AUSWR
The Association of U S West Retirees
 

 

 

Qwest Shareholder Proposals Denied
By Sandy Shore, AP
money.aol.com
Wednesday, May 23, 2007

Updated:2007-05-23 17:07:20

DENVER (AP) - Qwest Communications International Inc. shareholders soundly rejected Wednesday three proposals that would have given them more clout in decisions about executive compensation.

The votes came during the Denver-based telecommunications company's annual meeting where Chief Executive Officer Dick Notebaert was peppered with questions about salary and bonuses -- including his -- and cuts or caps in benefits for about 49,000 retirees across Qwest's 14-state territory.

The proposals on executive compensation, sponsored by retirees and American Federation of State, County, and Municipal Employees Pension Plan, come as more shareholders are seeking a greater role in deciding how company executives should be paid.

The defeated proposals included a so-called "say for pay" measure that would have allowed a non-binding shareholder vote on executive compensation packages.  It was defeated 67 percent to 20 percent with about 14 percent abstaining.

AFSCME pension plan, institutional investors and other retiree organizations have pushed the "say for pay" proposal at a number of companies this year.  It has been approved by shareholders at some companies, including Verizon Communications Inc., while it has been narrowly defeated at others.
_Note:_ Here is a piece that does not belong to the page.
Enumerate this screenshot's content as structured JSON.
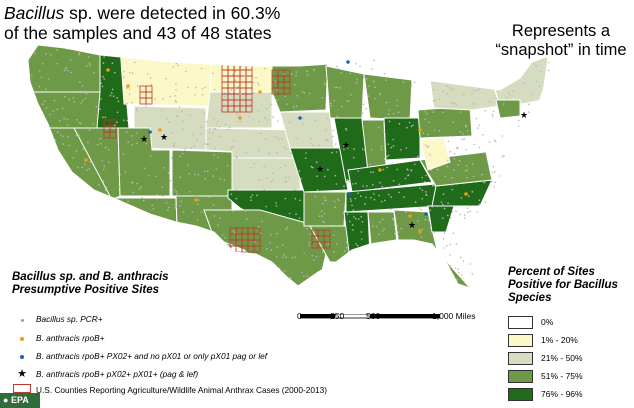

Scott Adams, a spokesman for the AFSCME pension plan, said after the meeting that the group would resubmit the proposal next year.  "Whenever one-third (of the shareholders) don't agree with the company, it's a pretty strong message," he said.

Before the session began, Adams dressed in a fuzzy yellow chicken suit and stood outside the hotel to promote his cause, at one point drawing Notebaert out for a chat while retirees clustered around them.

A second shareholder measure would have required the board to establish a policy that required at least 75 percent of future equity compensation for senior executives to be based on performance.  It was defeated 82 percent to 17 percent.

The third proposal would have given shareholders the authority to approve supplemental executive retirement plans or some benefits under the company's non-qualified pension plan.  It was defeated 68 percent to 32 percent.

Shareholders approved a management proposal for a restated equity incentive plan, a slate of directors for the next year and the appointment of an independent auditor.  They rejected a shareholder request to separate the roles of board chairman and CEO.

Qwest is the primary telephone service provider in 14 states ranging from Minnesota to Washington and south to New Mexico.